Shots were fired early in this election campaign.
In late March, Ealing Labour issued a statement attacking the Ealing Community Independents (ECI).
Their candidates, Labour said, include people:
“expelled from the Labour Party, supporters of the far-left Socialist Workers Party, and have connections to the Communist Party of Great Britain.”
ECI, Labour concluded, are:
“hardly independent” and should “tell the truth about who they really represent.”
It is an astounding statement.
Not because the associations it describes are inaccurate — some are accurate — but because of who is making it, and what it reveals about the man at the centre of Ealing Labour’s operation.
A Little History
Peter Mason is the leader of Ealing Council.

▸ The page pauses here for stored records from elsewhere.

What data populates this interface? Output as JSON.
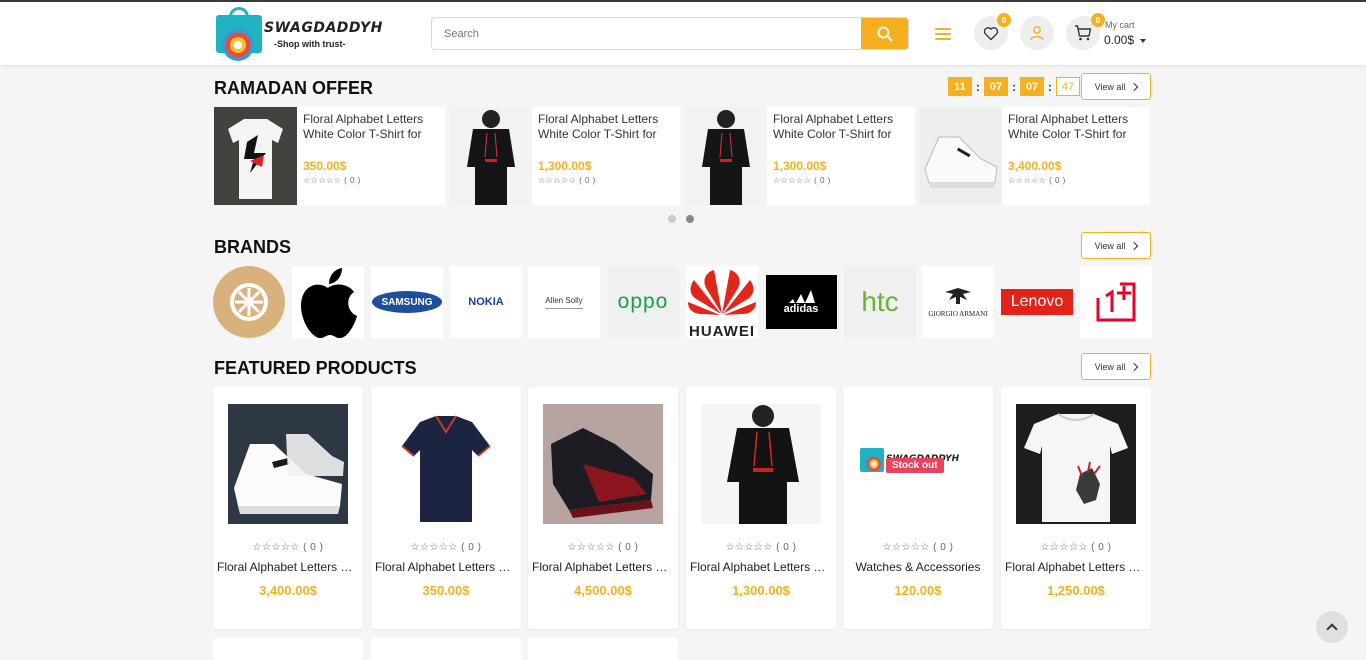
{
  "header": {
    "logo_title": "SWAGDADDYH",
    "logo_tagline": "-Shop with trust-",
    "search_placeholder": "Search",
    "wishlist_count": "0",
    "cart_count": "0",
    "cart_label": "My cart",
    "cart_total": "0.00$"
  },
  "ramadan": {
    "title": "RAMADAN OFFER",
    "timer": [
      "11",
      "07",
      "07",
      "47"
    ],
    "view_all": "View all",
    "products": [
      {
        "name": "Floral Alphabet Letters White Color T-Shirt for",
        "price": "350.00$",
        "rating": "☆☆☆☆☆ ( 0 )"
      },
      {
        "name": "Floral Alphabet Letters White Color T-Shirt for",
        "price": "1,300.00$",
        "rating": "☆☆☆☆☆ ( 0 )"
      },
      {
        "name": "Floral Alphabet Letters White Color T-Shirt for",
        "price": "1,300.00$",
        "rating": "☆☆☆☆☆ ( 0 )"
      },
      {
        "name": "Floral Alphabet Letters White Color T-Shirt for",
        "price": "3,400.00$",
        "rating": "☆☆☆☆☆ ( 0 )"
      }
    ]
  },
  "brands": {
    "title": "BRANDS",
    "view_all": "View all",
    "items": [
      "SAMSUNG",
      "NOKIA",
      "Allen Solly",
      "oppo",
      "HUAWEI",
      "adidas",
      "htc",
      "GIORGIO ARMANI",
      "Lenovo",
      "1+"
    ]
  },
  "featured": {
    "title": "FEATURED PRODUCTS",
    "view_all": "View all",
    "stock_out": "Stock out",
    "products": [
      {
        "name": "Floral Alphabet Letters W...",
        "price": "3,400.00$",
        "rating": "☆☆☆☆☆ ( 0 )"
      },
      {
        "name": "Floral Alphabet Letters W...",
        "price": "350.00$",
        "rating": "☆☆☆☆☆ ( 0 )"
      },
      {
        "name": "Floral Alphabet Letters W...",
        "price": "4,500.00$",
        "rating": "☆☆☆☆☆ ( 0 )"
      },
      {
        "name": "Floral Alphabet Letters W...",
        "price": "1,300.00$",
        "rating": "☆☆☆☆☆ ( 0 )"
      },
      {
        "name": "Watches & Accessories",
        "price": "120.00$",
        "rating": "☆☆☆☆☆ ( 0 )"
      },
      {
        "name": "Floral Alphabet Letters W...",
        "price": "1,250.00$",
        "rating": "☆☆☆☆☆ ( 0 )"
      }
    ]
  },
  "colors": {
    "accent": "#f4b01f",
    "stockout": "#e8435a"
  },
  "icons": [
    "search-icon",
    "menu-icon",
    "heart-icon",
    "user-icon",
    "cart-icon",
    "chevron-right-icon",
    "chevron-up-icon"
  ]
}
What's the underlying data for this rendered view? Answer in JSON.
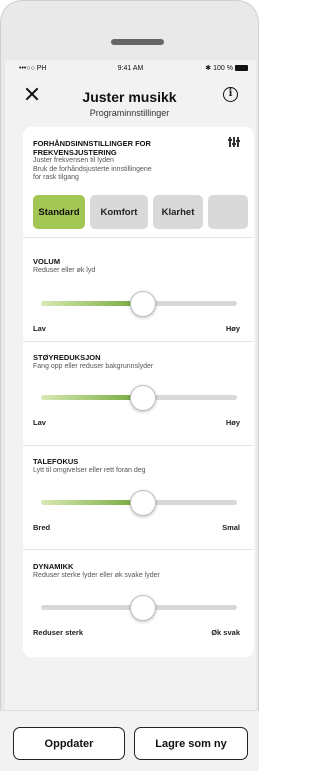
{
  "status_bar": {
    "carrier": "•••○○ PH",
    "time": "9:41 AM",
    "battery": "100 %"
  },
  "header": {
    "title": "Juster musikk",
    "subtitle": "Programinnstillinger"
  },
  "presets": {
    "title": "FORHÅNDSINNSTILLINGER FOR FREKVENSJUSTERING",
    "title_line1": "FORHÅNDSINNSTILLINGER FOR",
    "title_line2": "FREKVENSJUSTERING",
    "desc_line1": "Juster frekvensen til lyden",
    "desc_line2": "Bruk de forhåndsjusterte innstillingene",
    "desc_line3": "for rask tilgang",
    "options": [
      {
        "label": "Standard",
        "selected": true
      },
      {
        "label": "Komfort",
        "selected": false
      },
      {
        "label": "Klarhet",
        "selected": false
      },
      {
        "label": "",
        "selected": false
      }
    ]
  },
  "sliders": [
    {
      "title": "VOLUM",
      "desc": "Reduser eller øk lyd",
      "min_label": "Lav",
      "max_label": "Høy",
      "value": 0.52
    },
    {
      "title": "STØYREDUKSJON",
      "desc": "Fang opp eller reduser bakgrunnslyder",
      "min_label": "Lav",
      "max_label": "Høy",
      "value": 0.52
    },
    {
      "title": "TALEFOKUS",
      "desc": "Lytt til omgivelser eller rett foran deg",
      "min_label": "Bred",
      "max_label": "Smal",
      "value": 0.52
    },
    {
      "title": "DYNAMIKK",
      "desc": "Reduser sterke lyder eller øk svake lyder",
      "min_label": "Reduser sterk",
      "max_label": "Øk svak",
      "value": 0.52
    }
  ],
  "actions": {
    "update": "Oppdater",
    "save_as_new": "Lagre som ny"
  },
  "colors": {
    "accent": "#a3c654",
    "slider_fill_end": "#6fa735"
  }
}
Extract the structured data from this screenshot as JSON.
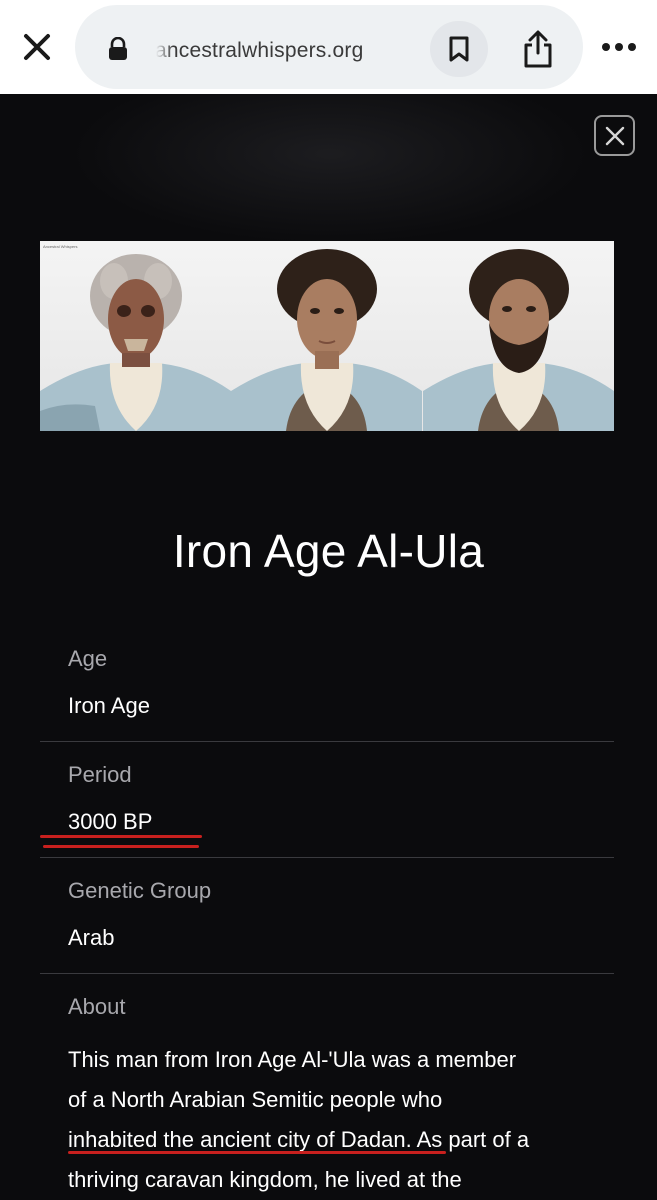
{
  "browser": {
    "url": "ancestralwhispers.org",
    "icons": {
      "close": "close-x-icon",
      "lock": "lock-icon",
      "bookmark": "bookmark-icon",
      "share": "share-icon",
      "more": "more-dots-icon"
    }
  },
  "modal": {
    "close_icon": "close-icon",
    "image_credit": "Ancestral Whispers",
    "title": "Iron Age Al-Ula",
    "fields": [
      {
        "label": "Age",
        "value": "Iron Age"
      },
      {
        "label": "Period",
        "value": "3000 BP"
      },
      {
        "label": "Genetic Group",
        "value": "Arab"
      }
    ],
    "about": {
      "label": "About",
      "lines": [
        "This man from Iron Age Al-'Ula was a member",
        "of a North Arabian Semitic people who",
        "inhabited the ancient city of Dadan. As part of a",
        "thriving caravan kingdom, he lived at the"
      ]
    }
  },
  "colors": {
    "background": "#0b0b0d",
    "label": "#a8a8ad",
    "text": "#ffffff",
    "divider": "#3a3a3e",
    "annotation_red": "#c8201e"
  }
}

He has represented Southall Green — home to a majority south Asian Indian-heritage community. And one of the poorest, most deprived wards in Ealing borough — since 2018.
As National Secretary of the Jewish Labour Movement for eight years, Mason led an organisation commited to “socialist Zionism”.
Mason led the campaign to prevent a Corbyn-led Labour government in 2019.
The first Indian Labour MP elected to the House of Commons in 1922, was Shapurji Saklatvala. Saklatvala was a staunch Communist and a member of the Communist Party of Great Britain (CPGB). The CPGB(ML)’s headquarters is Saklatvala Hall in Peter Mason’s council ward in Southall Green.
This was the venue — granted free and in solidarity — for the launch of the resident-led report “What Happened to Southall?”, which documents Mason’s record, and is recommended by the London Forum to its members for its “depth of analysis and implications”.
Mason self-identifies as a left-winger and a municipal socialist. He has spoken at the unveiling of replacement plaques commemorating Blair Peach and Gurdip Singh Chaggar, killed in racist attacks on the streets of Southall, where he named structural racism as the cause of Southall’s gaps in life expectancy, earnings and housing, criticised the borough’s role as a dormitory town for wealthier commuters, and committed Ealing Council to reindustrialisation, high-quality local jobs, and the dismantling of inequality.
Mason used SWP membership and “communist links” as a smear against candidates including those standing in his own ward (and which are entirely inaccurate in that ward).
That is where this story begins. It does not end there.
The Purge
The pattern did not begin with this election.
In April 2021, more than fifty Ealing Labour members and activists signed an open letter urging left-leaning councillors not to vote for Mason as Labour group leader, describing him as “a real and present danger to the future of the left in the Labour Party” and documenting his role in national-level disciplinary processes that had seen left-wing members suspended and expelled. Mason became leader anyway.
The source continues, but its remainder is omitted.